Which Indian Stories Get Told? Diksha Basu In Conversation With Ravina Aggarwal

BY Emily Johnson, December 10, 2021

On November 18, 2021, Writing Program students interested in the lineup of professors for the Spring semester had the opportunity to get to know incoming Assistant Professor Diksha Basu, as she joined Ravina Aggarwal, Director of Columbia Global Centers | Mumbai for a virtual installment of Indian Stories on the Global Stage. 

 

In conversation with Aggarwal, Basu was frank, funny, and generous. Their talk ranged from family, home, and belonging, to Basu’s experiences as an actor in Mumbai and as a student at Columbia. 

 

Basu’s novel The Windfall, published with Penguin Randomhouse in 2017, centers on a New Delhi family moving up in the world and reckoning with their values among their new ultra-wealthy neighbors. Her latest novel Destination Wedding, also with Penguin Randomhouse in 2020, follows a woman from New York to a family wedding in New Delhi, where she wrestles with family drama and her own sense of belonging.

 

Basu herself is originally from New Delhi, but now splits her time between New York and Mumbai. 

 

She and Aggarwal began the evening talking about the “global possibilities of movement,” both geographically and socioeconomically.
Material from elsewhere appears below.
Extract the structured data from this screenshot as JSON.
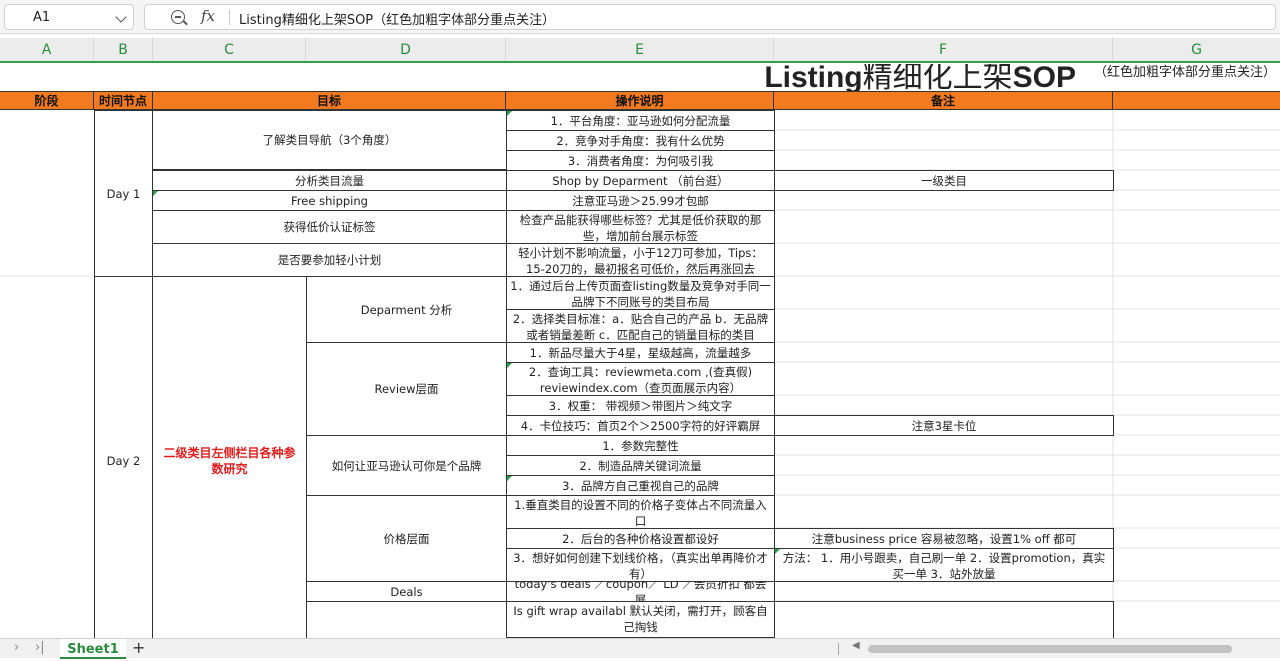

Aggarwal’s background as a sociocultural anthropologist really shone through in nuanced questions about Basu’s experience of place and identity, and how this emerges in her fiction.

 

“A lot of dramatic tension in your work comes from that risk of movement,” Aggarwal said. She pointed to Tina, the protagonist of Destination Wedding, who explores the possibilities of identifying as a Delhi-ite or a New Yorker, not ready to leave either sense of home behind. “You explore the nuances of that movement, or the aspiration for that movement, and your characters display that very very strongly.”

 

“You’re like my dream reader!” Basu said, “In The Windfall they’re not even moving countries, they’re moving neighborhoods, but it’s still a global change.” 

 

Basu’s characters, Aggarwal noted, are compelled by seeking out an aspirational lifestyle, rather than by economic necessity, which is the immigrant narrative so often represented to global audiences.

 

“These complexities and nuances about who writes and who represents is something that you bring up a lot, “ Aggarwal observed, “Bringing different realities to the global stage, telling Indian stories differently, and who can tell those stories.”

 

Basu talked about her experiences writing The Windfall while at Columbia for her MFA. “I was writing it to make my parents laugh.” 
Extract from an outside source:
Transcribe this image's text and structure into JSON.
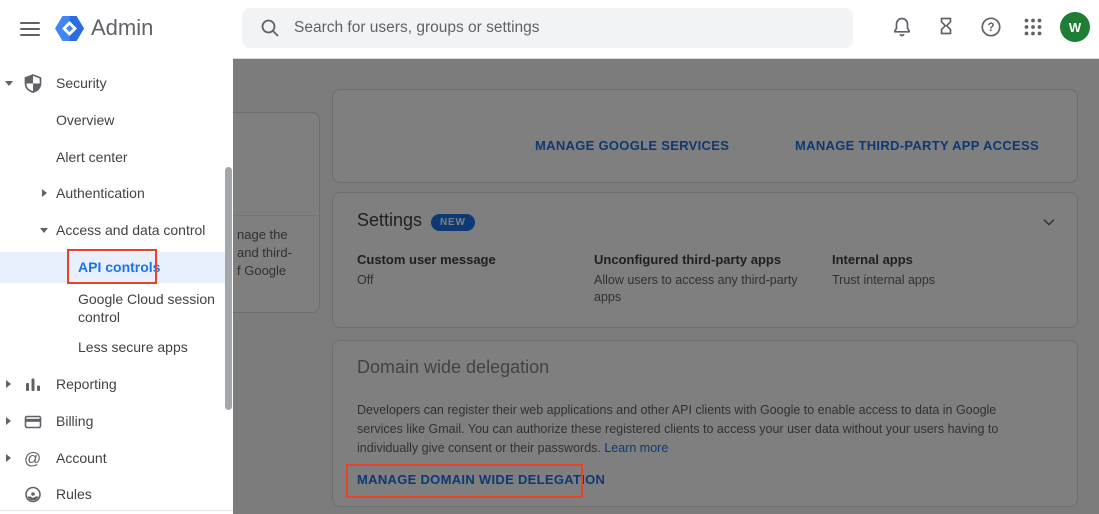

At the time, the only kinds of Indian stories which received interest were “the vulnerable diaspora story, or the slum story,” Basu said, “Why would anyone want to read what I think generations of white American writers have been allowed to do, which is just a regular middle class Indian family? No trauma, no tragedy, not great poverty, not great wealth—simply the world I knew.”

 

The faculty in the Writing Program, Basu said, were immensely encouraging: “I got feedback from faculty, sort of giving me permission to write about it, giving me permission for my main character to be a 54 year old Indian man, which is obviously not me—I loved that freedom so much.”

 

She was convinced the novel wouldn’t sell, and was surprised by the enthusiastic reception from the publishing industry, “editors saying, this could be my family in Connecticut, this could be my family in California.”

 

Basu initially had a successful career in Mumbai as an actor prior to pursuing her MFA at Columbia. “What made you decide to move to writing?” Aggarwal asked.

 

“I was starting to get frustrated in Bombay as a woman, a woman who was opinionated, and who was intelligent, I was starting to get annoyed with a number of people—men—who tried to put me in uncomfortable situations, who were basically sexually harassing me.”

 

After signing onto a film project that got shut down, though not before the project’s producer made an inappropriate advance on her, Basu reexamined her prospects. 

 

“I’m never going to have the voice that I want to have trying to be an actress,” she recalled, “I did not feel like it was going to be a field in which I would feel empowered at any point. So I started writing.” 

 

Basu’s candor in remembering her mindset was invigorating: “I want to be isolated, I want to be alone with my laptop, I don’t want to be in a room full of these men with bloated egos.”

 

Columbia’s MFA program, Basu said “was hugely beneficial for me. It turned me into a writer.”

 

Faculty like Gary Shteyngart, whom Basu credits with encouraging her to write humor, to write a middle-aged male protagonist, and supporting her in continuing to write, as well as David Ebershoff, Heidi Julavits, and John Freeman, were all important to Basu’s growth.

 

Aggarwal asked if Basu had any advice for students in taking feedback and criticism. “That’s one thing I’m so grateful to my acting career for,” Basu laughed, “it gave me the thick skin I needed for the rest of my life.” The acting industry is so ruthless, “the publishing industry seems tame in comparison.”

 

For her students, she advocates for a certain kind of thick skin, necessary to deal with criticism and the industry, but at the same time “a thin, porous skin, to let the world affect you.”